Soon after Elizabeth agrees to Skeeter’s request, Hilly (Dallas Bryce Howard, “Spider-Man 3” 2007), the snootiest of the socialites, begins telling the gals about her idea for an “initiative” requiring all whites in Jackson to provide a separate toilet in their homes for “the help.” Skeeter sees through this unjust act as hurtful to Aibileen and quietly begins an “initiative” of her own.
On the advice of a New York City book editor (Oscar winner Mary Steenburgen), Skeeter decides she should tackle this gritty story and asks Aibileen if she would tell her side of what it is like to work for a white family in the Deep South. After much resistance by Aibileen, an agreement is finally made. Once the two begin their work, secretly and anonymously, they are able to recruit more maids to tell their stories, with an equal amount of fear and courage. Aibileen’s best friend, Minny, who has a difficult time holding back her ‘sass’ and who has done “a terrible, awful (thing) to Miss Hilly” is the first to join Aibileen and Skeeter. Spencer, who is pitch perfect in this role, portrays the amusing, no-nonsense Minny.

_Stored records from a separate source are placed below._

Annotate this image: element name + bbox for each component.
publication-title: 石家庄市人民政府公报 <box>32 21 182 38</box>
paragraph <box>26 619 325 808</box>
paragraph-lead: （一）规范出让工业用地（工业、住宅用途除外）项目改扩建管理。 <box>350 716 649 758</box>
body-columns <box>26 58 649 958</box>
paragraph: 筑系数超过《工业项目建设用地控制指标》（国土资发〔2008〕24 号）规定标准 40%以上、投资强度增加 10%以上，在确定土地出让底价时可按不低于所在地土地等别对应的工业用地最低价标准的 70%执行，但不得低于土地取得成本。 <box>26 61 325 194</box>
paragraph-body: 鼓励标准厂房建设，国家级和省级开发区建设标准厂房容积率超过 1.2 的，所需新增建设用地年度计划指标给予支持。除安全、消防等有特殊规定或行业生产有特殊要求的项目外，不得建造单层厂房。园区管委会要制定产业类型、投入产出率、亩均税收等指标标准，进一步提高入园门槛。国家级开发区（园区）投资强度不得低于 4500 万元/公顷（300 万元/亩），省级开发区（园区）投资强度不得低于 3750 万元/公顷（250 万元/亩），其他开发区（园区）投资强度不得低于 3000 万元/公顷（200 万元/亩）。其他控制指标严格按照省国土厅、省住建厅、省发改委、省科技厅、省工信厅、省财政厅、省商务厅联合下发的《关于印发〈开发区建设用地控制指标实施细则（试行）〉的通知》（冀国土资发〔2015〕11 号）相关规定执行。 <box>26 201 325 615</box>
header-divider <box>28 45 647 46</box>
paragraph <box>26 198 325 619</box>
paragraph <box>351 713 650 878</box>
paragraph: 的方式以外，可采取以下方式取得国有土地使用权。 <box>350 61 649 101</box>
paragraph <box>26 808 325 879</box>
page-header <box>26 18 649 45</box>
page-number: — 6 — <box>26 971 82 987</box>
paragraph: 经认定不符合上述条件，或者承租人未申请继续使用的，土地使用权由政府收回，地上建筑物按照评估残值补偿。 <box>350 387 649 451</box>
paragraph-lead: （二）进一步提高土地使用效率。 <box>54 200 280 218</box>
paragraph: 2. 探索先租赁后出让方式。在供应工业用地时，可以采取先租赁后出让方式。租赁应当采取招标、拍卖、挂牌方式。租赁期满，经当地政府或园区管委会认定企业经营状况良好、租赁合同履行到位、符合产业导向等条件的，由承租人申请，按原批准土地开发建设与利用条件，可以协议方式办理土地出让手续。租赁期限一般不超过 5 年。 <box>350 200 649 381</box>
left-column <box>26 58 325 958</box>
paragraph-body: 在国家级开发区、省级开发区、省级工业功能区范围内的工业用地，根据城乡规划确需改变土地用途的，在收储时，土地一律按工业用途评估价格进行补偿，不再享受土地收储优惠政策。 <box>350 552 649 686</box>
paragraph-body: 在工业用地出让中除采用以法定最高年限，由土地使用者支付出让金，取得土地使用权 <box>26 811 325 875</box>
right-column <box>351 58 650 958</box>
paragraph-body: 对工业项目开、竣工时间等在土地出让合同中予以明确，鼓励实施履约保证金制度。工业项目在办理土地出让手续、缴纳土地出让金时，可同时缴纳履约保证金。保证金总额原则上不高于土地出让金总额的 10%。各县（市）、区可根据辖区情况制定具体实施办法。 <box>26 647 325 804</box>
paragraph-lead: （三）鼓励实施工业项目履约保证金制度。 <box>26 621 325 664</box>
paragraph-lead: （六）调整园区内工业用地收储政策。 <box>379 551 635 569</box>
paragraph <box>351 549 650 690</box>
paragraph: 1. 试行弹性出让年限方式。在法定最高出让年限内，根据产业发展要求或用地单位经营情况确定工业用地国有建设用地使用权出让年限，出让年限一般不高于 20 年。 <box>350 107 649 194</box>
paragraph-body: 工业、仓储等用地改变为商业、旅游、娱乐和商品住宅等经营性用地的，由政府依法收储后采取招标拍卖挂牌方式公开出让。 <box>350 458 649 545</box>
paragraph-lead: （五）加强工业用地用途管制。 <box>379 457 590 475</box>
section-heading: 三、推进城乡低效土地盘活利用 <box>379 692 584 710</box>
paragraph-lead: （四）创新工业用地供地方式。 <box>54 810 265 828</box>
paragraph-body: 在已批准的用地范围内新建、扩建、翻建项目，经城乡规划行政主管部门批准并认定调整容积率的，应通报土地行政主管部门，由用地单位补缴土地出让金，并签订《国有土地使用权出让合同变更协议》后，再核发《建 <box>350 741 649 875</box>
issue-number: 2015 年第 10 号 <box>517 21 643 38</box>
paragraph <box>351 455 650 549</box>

There are many side stories intertwining with the heart of the movie, some more entertaining than others. One involves Skeeter’s mother, Charlotte Phelan (Allison Janney, “Away We Go” 2009), who is suffering from what we assume is some type of cancer. She is determined to help Skeeter find a man before she runs out of time. She tells her daughter, “Love and hate are two horns on the same goat, and you need a goat!”
The most entertaining side character is a toss up between Celia Foote (Jessica Chastain, “Tree of Life” 2011) and Mrs. Walters (Oscar winner Sissy Spacek). Chastain plays the blonde bombshell outsider who desperately wants to be accepted into the socialite circle, but ends up finding something resembling friendship in her new housekeeper, Minny. Celia, a sweet and innocent dingbat, knows nothing of the “rules” when it comes to how whites are expected to treat their help. Minny tries to educate her, but Celia wants nothing of it. Chastain makes it very easy to love Celia.
Spacek’s character, Mrs. Walters, is the mother of hateful, controlling Hilly. More screen time for the award-winning actor, who most recently entertained us in HBO’s “Big Love,” would have been a treat for viewers. Another veteran to the screen, Cicely Tyson, appears in the movie through flashbacks as Skeeter remembers her loving nanny, Constantine.
“The Help” is full of lighthearted and amusing scenes, but don’t let that fool you. It is also a story that tackles a serious and turbulent time in our recent history. There are many gripping, heart wrenching and tender moments in the film that may bring forth painful memories for those viewers who lived through the ‘60s. As for the younger set, the movie will serve as a lesson in history, as well as humanity, for middle school and high school children.
Bottom Line: It is rare that a film can tackle, with such accuracy, a difficult point in history with humor in such a way that it does not take away from the solemn facts. The tremendous acting, especially from Davis and Spencer, helps to make “The Help” an adapted screenplay that needs no help.